Alert Fatigue: Finding a Signal in the Noise
An unexpected challenge with all this monitoring? Alert fatigue. Security teams are drowning in warnings, error messages, and “potential risks”—and when every popped up notification is urgent, it becomes all too easy to miss the one that’s a genuine, immediate threat.Tenable recommends solutions that prioritise actionable threats and support focused remediation, not just never-ending “to-do” lists. This means smarter alerting, built-in context, and a workflow that lets teams triage and respond efficiently, not just react frantically.
Embracing Regulatory Best Practices
Regulation might feel like a brick wall, but it’s really a safety net. Aligning with standards like NIST’s AI Risk Management Framework or your cloud provider’s hardened security settings doesn’t just reduce legal risk—it’s a blueprint for resilience. Ensure your AI projects have mapped data flows, access controls, and compliance baked in from day one, not as a post-deployment scramble.Keeping up with privacy requirements, conducting regular audits, and understanding the movement of data—especially when cloud and open-source blend and blur boundaries—is not just best practice. It’s survival.
Building a Culture of Secure Innovation
There’s no putting the AI genie back in the bottle, nor is there any chance of winning a global race to digital supremacy by playing it safe and slow. But as AI and cloud become embedded in every aspect of business—from customer service bots to financial predictions to medical diagnostics—the risk of “building fast and breaking everything” grows ever more tangible.The organisations that come out on top will be those that build security into their AI lifecycle from the start. That means training developers and data scientists in security basics, fostering collaboration between DevOps and security (DevSecOps, anyone?), and teaching everyone from the C-suite to the help desk why it matters.

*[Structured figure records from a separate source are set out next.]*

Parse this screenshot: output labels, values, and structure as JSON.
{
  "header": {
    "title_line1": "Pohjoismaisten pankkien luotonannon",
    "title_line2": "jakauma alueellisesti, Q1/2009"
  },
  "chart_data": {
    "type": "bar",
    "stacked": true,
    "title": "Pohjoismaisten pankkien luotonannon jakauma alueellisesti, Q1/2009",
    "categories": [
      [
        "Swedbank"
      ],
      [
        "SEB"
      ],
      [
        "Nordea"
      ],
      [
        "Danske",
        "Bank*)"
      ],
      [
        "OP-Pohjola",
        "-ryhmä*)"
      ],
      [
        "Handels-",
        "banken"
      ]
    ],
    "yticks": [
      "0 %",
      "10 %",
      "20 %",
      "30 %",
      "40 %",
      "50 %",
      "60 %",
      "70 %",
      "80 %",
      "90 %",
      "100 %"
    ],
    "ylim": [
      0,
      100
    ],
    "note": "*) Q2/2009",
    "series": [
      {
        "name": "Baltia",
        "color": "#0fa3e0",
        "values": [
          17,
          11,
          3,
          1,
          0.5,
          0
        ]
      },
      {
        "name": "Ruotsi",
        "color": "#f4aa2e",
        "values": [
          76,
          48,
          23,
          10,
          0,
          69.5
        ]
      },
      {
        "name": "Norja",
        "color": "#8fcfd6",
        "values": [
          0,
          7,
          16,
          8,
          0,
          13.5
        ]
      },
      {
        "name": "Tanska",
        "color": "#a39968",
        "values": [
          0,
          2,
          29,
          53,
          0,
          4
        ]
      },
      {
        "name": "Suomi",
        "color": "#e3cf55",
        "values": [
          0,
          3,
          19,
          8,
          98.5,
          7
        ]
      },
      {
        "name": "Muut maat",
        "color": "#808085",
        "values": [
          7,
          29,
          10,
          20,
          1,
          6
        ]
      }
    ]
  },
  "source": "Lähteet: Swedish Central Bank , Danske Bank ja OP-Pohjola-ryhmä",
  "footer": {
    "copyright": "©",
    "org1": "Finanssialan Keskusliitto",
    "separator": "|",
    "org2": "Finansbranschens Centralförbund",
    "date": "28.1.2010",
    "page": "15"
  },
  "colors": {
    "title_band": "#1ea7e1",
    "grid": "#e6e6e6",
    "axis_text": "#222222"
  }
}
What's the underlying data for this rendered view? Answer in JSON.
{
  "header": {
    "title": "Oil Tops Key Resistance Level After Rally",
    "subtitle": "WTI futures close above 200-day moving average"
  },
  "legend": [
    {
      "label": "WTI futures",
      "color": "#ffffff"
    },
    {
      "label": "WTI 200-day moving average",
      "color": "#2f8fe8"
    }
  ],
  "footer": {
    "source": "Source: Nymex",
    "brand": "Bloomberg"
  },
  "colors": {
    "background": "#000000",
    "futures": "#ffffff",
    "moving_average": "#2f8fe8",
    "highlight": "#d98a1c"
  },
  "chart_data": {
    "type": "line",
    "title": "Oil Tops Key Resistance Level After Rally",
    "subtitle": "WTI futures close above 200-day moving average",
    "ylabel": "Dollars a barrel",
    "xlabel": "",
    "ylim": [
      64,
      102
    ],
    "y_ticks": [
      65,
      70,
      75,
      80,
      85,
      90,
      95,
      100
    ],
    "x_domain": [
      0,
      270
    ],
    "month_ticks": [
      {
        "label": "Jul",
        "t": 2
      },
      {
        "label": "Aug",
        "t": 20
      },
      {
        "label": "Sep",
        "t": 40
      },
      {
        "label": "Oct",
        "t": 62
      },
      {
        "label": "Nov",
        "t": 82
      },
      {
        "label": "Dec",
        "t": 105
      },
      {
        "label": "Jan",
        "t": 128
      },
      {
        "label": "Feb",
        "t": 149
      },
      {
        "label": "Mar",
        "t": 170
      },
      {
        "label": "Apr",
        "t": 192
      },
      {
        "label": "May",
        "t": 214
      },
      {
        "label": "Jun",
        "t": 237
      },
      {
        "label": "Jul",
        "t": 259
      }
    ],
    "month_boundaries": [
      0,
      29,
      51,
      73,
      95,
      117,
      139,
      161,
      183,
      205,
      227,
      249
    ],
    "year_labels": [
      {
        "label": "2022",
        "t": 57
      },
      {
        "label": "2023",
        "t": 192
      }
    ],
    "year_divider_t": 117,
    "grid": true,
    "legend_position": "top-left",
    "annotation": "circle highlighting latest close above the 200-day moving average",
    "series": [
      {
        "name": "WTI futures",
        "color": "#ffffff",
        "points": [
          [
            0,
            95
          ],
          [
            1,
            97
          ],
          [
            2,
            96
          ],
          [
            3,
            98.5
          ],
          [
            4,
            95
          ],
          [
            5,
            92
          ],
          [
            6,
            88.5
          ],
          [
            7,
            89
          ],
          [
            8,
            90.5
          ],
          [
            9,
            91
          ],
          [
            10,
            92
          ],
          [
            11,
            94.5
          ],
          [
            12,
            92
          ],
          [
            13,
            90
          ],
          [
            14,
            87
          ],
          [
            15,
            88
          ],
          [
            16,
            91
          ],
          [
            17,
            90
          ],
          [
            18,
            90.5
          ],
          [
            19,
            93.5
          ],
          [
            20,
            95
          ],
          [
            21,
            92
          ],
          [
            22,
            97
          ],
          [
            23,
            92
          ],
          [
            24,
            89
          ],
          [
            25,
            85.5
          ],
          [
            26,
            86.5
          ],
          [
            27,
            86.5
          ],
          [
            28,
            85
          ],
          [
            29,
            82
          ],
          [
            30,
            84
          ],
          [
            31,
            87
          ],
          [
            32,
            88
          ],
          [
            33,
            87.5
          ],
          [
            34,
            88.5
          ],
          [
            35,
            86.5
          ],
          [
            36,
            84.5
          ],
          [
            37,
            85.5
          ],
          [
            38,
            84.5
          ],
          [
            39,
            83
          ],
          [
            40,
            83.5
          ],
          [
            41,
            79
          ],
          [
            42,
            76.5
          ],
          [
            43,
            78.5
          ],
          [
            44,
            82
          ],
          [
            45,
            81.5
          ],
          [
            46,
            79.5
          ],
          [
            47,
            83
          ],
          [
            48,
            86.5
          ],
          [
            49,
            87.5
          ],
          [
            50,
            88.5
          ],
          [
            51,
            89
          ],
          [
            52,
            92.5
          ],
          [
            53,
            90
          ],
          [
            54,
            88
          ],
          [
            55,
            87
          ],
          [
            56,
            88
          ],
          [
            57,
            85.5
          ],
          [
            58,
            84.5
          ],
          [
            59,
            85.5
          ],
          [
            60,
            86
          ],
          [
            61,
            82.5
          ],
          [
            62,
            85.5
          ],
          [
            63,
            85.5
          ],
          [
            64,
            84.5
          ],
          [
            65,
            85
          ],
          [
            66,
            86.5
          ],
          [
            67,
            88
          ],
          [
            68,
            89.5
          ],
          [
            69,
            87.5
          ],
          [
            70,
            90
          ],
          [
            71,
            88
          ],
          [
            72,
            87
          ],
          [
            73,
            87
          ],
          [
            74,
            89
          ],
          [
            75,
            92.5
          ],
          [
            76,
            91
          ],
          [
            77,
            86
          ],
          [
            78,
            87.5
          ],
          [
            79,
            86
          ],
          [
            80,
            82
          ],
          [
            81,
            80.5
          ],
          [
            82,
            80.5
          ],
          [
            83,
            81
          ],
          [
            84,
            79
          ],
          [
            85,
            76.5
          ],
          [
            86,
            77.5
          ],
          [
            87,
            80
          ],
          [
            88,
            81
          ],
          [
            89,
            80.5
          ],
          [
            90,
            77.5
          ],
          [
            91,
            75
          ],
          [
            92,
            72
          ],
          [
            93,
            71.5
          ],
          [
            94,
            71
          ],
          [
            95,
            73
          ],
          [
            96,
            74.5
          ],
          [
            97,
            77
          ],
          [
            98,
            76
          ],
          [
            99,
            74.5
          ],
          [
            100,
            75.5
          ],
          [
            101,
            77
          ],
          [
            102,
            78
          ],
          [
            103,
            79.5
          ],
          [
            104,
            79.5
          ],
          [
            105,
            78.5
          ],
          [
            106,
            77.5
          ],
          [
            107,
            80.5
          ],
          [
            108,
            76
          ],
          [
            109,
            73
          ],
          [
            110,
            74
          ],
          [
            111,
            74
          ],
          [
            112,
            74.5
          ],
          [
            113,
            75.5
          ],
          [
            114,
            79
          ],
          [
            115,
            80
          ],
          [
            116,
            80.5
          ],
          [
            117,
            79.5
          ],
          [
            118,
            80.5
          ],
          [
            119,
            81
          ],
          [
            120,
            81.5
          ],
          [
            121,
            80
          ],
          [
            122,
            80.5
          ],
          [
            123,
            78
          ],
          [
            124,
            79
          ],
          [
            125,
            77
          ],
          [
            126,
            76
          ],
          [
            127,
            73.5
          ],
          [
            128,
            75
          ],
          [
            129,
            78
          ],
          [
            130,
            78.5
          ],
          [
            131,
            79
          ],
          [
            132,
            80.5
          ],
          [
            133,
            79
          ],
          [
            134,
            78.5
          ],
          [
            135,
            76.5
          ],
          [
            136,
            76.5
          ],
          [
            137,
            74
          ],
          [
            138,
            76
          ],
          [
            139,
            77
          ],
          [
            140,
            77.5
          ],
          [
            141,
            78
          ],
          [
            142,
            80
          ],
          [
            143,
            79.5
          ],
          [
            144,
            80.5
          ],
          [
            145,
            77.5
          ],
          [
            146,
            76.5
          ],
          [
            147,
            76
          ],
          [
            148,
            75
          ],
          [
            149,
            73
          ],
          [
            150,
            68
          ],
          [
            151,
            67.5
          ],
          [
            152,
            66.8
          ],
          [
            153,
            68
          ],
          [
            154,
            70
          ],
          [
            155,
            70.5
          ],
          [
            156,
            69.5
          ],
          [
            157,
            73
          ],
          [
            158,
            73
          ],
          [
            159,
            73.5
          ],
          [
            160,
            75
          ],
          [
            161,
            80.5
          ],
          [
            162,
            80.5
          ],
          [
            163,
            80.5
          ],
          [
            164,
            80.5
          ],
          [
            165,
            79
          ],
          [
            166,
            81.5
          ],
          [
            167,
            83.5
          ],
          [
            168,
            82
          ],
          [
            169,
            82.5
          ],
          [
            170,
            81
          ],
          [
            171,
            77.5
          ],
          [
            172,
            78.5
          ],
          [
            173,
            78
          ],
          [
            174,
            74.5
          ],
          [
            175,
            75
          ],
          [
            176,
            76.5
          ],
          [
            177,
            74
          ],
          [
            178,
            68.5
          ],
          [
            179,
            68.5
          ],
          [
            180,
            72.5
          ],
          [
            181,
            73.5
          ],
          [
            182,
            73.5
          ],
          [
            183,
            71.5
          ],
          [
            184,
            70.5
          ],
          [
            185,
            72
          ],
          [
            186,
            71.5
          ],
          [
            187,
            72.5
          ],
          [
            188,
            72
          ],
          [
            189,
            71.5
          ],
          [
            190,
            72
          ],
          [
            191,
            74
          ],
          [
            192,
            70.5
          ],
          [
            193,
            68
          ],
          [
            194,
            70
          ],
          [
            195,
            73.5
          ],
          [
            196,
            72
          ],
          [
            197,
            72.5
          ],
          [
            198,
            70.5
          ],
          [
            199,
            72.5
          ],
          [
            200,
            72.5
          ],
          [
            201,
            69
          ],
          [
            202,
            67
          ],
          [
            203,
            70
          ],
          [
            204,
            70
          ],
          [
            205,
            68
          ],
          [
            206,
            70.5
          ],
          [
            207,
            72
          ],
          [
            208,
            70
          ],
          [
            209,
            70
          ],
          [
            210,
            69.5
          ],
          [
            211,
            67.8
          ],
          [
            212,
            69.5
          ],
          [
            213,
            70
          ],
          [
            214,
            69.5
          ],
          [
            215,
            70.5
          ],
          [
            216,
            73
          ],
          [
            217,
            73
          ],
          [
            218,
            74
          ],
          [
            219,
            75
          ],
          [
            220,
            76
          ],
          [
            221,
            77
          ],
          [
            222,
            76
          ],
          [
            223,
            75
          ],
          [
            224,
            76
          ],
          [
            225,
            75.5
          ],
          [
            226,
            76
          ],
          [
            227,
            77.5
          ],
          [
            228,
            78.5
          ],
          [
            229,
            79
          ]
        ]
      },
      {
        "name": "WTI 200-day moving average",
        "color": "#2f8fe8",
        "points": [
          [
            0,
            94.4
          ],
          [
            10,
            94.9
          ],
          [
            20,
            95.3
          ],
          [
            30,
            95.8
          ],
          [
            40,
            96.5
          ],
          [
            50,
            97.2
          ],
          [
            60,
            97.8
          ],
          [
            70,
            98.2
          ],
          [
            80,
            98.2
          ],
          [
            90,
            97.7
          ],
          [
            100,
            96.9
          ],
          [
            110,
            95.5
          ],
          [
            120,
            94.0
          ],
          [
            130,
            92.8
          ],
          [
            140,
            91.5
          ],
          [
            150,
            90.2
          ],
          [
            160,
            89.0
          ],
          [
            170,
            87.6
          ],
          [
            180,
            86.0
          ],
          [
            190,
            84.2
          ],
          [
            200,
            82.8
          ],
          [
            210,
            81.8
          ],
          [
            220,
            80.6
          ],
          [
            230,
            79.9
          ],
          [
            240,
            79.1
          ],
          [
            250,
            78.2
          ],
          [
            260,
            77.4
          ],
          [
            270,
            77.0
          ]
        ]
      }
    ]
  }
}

It’s about balancing speed with vigilance, and excitement with responsibility. Yes—embrace the best of open-source and cloud, but know where the trapdoors are. As Nigel Ng of Tenable wisely put it, “The very openness and flexibility that make these tools powerful also create pathways for attackers. Without proper oversight, these hidden exposures could erode trust in AI-driven outcomes and compromise the competitive advantage businesses are chasing.”
The Road Ahead: Security as a Strategic Advantage
A decade from now, nobody will remember which company built the flashiest AI chatbot or trained the biggest model on “funny cat” pictures—unless, of course, that company’s bot also leaked millions of customer records due to a glaring, unpatched bug. The winners in the AI gold rush will be those that not only innovate quickly, but do so securely, sustainably, and with real, practiced discipline.Security is, and will remain, a foundational element of trust. Organisations looking to maintain their edge must treat it as a strategic asset—not an afterthought, nor a speed bump. Open-source tools and cloud services are here to stay, but it’s only with clear-eyed, ongoing attention to the full breadth of risk that companies can hope to harness their power without costly disaster.
So here’s the call to action: take inventory of your AI environments. Ask tough questions of your cloud configurations and permissions. Invest in tools and training. And above all, build a culture where secure AI is not just possible, but expected. The alternative? A future where AI doesn’t just power your business but opens the door wide for those who want to break it apart.
Because as everyone in cybersecurity knows, if you don’t know what’s running in your environment—or how it’s connected—rest assured: someone else will.